Yep, that seems to be the point of a major NYT article highlighting increased sales of Canadian lobsters in Europe. The point is that a trade deal between the European Union and Canada eliminated a 7 percent tariff on Canadian lobsters, which remains in place on U.S. lobsters.
To put in some of the perspective that is altogether lacking in this piece, the lobster industry in the United States is a bit under $500 million annually. Or, to put this in some context that might make sense to most NYT readers, it amounts to less than 0.003 percent of US GDP. In other words, the tariff is an issue that might make a difference to a small number of lobster trappers in Maine, but it matters pretty much not at all to the economy. (Actually, the rest of us will pay more for lobster if the tariff on U.S. lobster was eliminated, but the NYT forget to mention this fact.)
Anyhow, the proposed EU–U.S. trade deal, the Trans-Atlantic Trade and Investment Pact (TTIP), actually had very little to do with trade, since trade barriers in almost all areas are already relatively low.
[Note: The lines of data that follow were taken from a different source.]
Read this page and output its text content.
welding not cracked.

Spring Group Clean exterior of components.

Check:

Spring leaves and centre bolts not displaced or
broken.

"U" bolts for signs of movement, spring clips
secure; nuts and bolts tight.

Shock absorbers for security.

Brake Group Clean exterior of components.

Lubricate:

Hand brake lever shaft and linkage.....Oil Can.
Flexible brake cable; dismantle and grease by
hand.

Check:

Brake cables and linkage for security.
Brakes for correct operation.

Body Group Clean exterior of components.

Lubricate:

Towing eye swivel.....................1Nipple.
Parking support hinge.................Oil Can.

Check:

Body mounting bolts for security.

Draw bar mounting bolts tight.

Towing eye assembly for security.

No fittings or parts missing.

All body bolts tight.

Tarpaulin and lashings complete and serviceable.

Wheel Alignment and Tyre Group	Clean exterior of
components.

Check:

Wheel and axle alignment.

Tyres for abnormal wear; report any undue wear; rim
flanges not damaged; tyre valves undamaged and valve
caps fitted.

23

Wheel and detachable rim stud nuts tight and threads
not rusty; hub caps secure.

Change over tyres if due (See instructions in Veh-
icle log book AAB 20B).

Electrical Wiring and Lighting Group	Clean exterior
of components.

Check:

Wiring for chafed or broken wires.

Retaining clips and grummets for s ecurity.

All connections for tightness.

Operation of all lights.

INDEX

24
The deal was about putting in place a pro-business structure of regulation. Among other things, it would set up special tribunals for investors that would override domestic laws in both the EU and US. It was also protectionist in that it would lock in longer and stronger patent and copyright protections.
Major media outlets, like the NYT, have been strong proponents of this deal using both their news and editorial pages to push it. This piece is an example of a pro-TTIP article that wrongly implies the U.S. is suffering major economic damage as a result of not pursuing TTIP. That is not true.